Dalam pengungkapan tersebut, buser Polsek Banteng menangkap tiga tersangka dan menyita sekitar 13 kilogram sabu-sabu dan 10.229 butir pil ekstasi warna biru logo LV.
Plh Kapolresta Banjarmasin, Kombes Pol Timbul Rein Krisman Siregar didampingi Wakapolresta AKBP Arwin Amrih Wientama, Kasat Narkoba Kompol Syuaib Abdullah dan Kapolsek Banjarmasin Tengah AKP Haris Wicaksono, mengatakan pengungkapan kasus dilakukan pada Selasa (7/7) di tiga lokasi berbeda.
Pertama diamankan seorang pria berstatus mahasiswa berinisial HL di Jalan Jafri Zam-Zam, Banjarmasin Barat kepemilikan satu butir ineks. Kemudian diamankan kurir sekaligus pengedara bernisial YA di Jalan Ir PHM Noor RT 55 Kelurahan Pelambuan Banjarmasin Barat.

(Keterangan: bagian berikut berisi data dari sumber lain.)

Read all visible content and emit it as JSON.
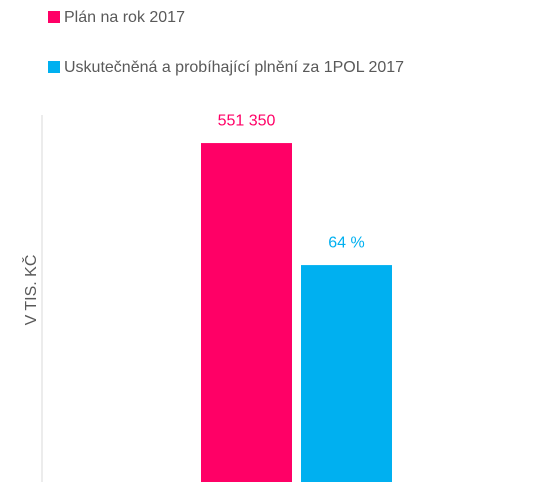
{
  "chart_data": {
    "type": "bar",
    "y_label": "V TIS. KČ",
    "categories": [
      null
    ],
    "series": [
      {
        "name": "Plán na rok 2017",
        "color": "#ff0066",
        "values": [
          551350
        ],
        "value_labels": [
          "551 350"
        ]
      },
      {
        "name": "Uskutečněná a probíhající plnění za 1POL 2017",
        "color": "#00b0f0",
        "values": [
          352864
        ],
        "value_labels": [
          "64 %"
        ]
      }
    ],
    "ylim": [
      0,
      597000
    ],
    "legend": "top-left"
  }
}
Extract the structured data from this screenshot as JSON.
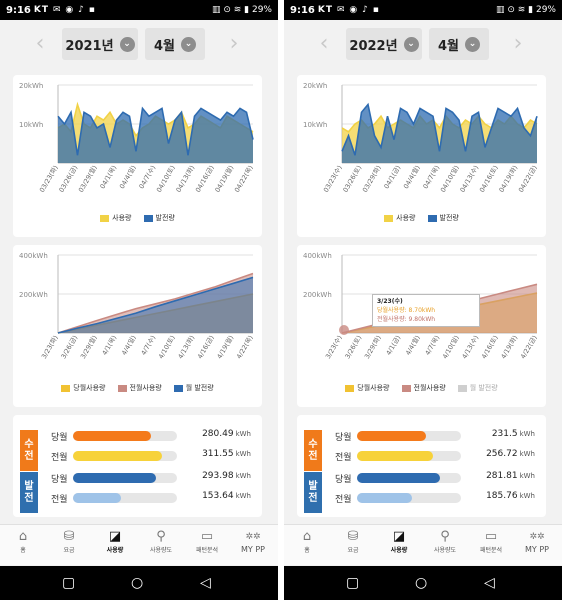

Dari hasil penangkapan pengedar mengarah ke terduga bandar besar nerkoba lintas provinsi berinisial Y, di Jalan Desa Semangat Bakti, Kecamatan Alalak, Kabupaten Barito Kuala (Batola).
“Dari hasil penangkapan bandar Y, kita berhasil mengamankan 10.229 butir ineks berwarna biru lugo LV dan 13 bungkus teh cina berwarna hijau didalamnya berisi 13 kilogram sabu-sabu,” ungkapnya dengan seulas senyum keberhasilan.

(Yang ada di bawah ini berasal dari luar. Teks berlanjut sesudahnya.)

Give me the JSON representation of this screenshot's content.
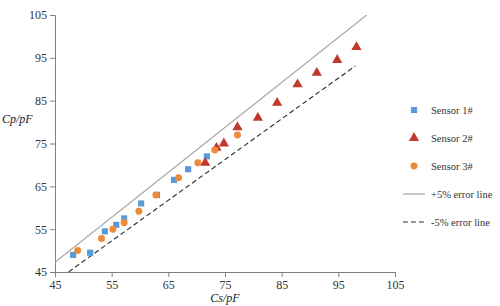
{
  "chart_data": {
    "type": "scatter",
    "x_label": "Cs/pF",
    "y_label": "Cp/pF",
    "xlim": [
      45,
      105
    ],
    "ylim": [
      45,
      105
    ],
    "xticks": [
      45,
      55,
      65,
      75,
      85,
      95,
      105
    ],
    "yticks": [
      45,
      55,
      65,
      75,
      85,
      95,
      105
    ],
    "grid": false,
    "legend": "right",
    "series": [
      {
        "name": "Sensor 1#",
        "type": "scatter",
        "color": "#5b9bd5",
        "marker": "square",
        "x": [
          48.2,
          51.2,
          53.8,
          55.8,
          57.2,
          60.2,
          63.0,
          66.0,
          68.5,
          71.8
        ],
        "values": [
          49.0,
          49.5,
          54.5,
          56.0,
          57.5,
          61.0,
          63.0,
          66.5,
          69.0,
          72.0
        ]
      },
      {
        "name": "Sensor 2#",
        "type": "scatter",
        "color": "#c0392b",
        "marker": "triangle",
        "x": [
          71.5,
          73.5,
          74.8,
          77.2,
          80.8,
          84.2,
          87.8,
          91.2,
          94.8,
          98.2
        ],
        "values": [
          70.5,
          74.0,
          75.0,
          78.8,
          81.0,
          84.5,
          88.8,
          91.5,
          94.5,
          97.5
        ]
      },
      {
        "name": "Sensor 3#",
        "type": "scatter",
        "color": "#ed8b3a",
        "marker": "circle",
        "x": [
          49.0,
          53.2,
          55.2,
          57.2,
          59.8,
          62.8,
          66.8,
          70.2,
          73.2,
          77.2
        ],
        "values": [
          50.0,
          52.8,
          55.0,
          56.5,
          59.2,
          63.0,
          67.0,
          70.5,
          73.5,
          77.0
        ]
      },
      {
        "name": "+5% error line",
        "type": "line",
        "color": "#a6a6a6",
        "line_style": "solid",
        "x": [
          45,
          100
        ],
        "values": [
          47.25,
          105
        ]
      },
      {
        "name": "-5% error line",
        "type": "line",
        "color": "#333333",
        "line_style": "dashed",
        "x": [
          47.4,
          98
        ],
        "values": [
          45.03,
          93.1
        ]
      }
    ]
  }
}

Masih ada bandar besar diatas YA selaku kurir pengedar Y, yaitu pria berinisial B alias BU, polisi terus mengejar B. “Y diupah Rp9 juta tiap kali B megirim barang, Y adalah sebagai kaki tangan dan tempat penyimpanan barang narkotika milik BU,” katanya.
Antara Y dan BU tidak saling kenal, saat transaksi BU dan Y lewat telepon selurer. “Saat ini ketiga pelaku, pemakai, penjual dan pemilik narkotika, sudah kita diamankan dan kita proses penyidikan” jelasnya, Jumat (7/7).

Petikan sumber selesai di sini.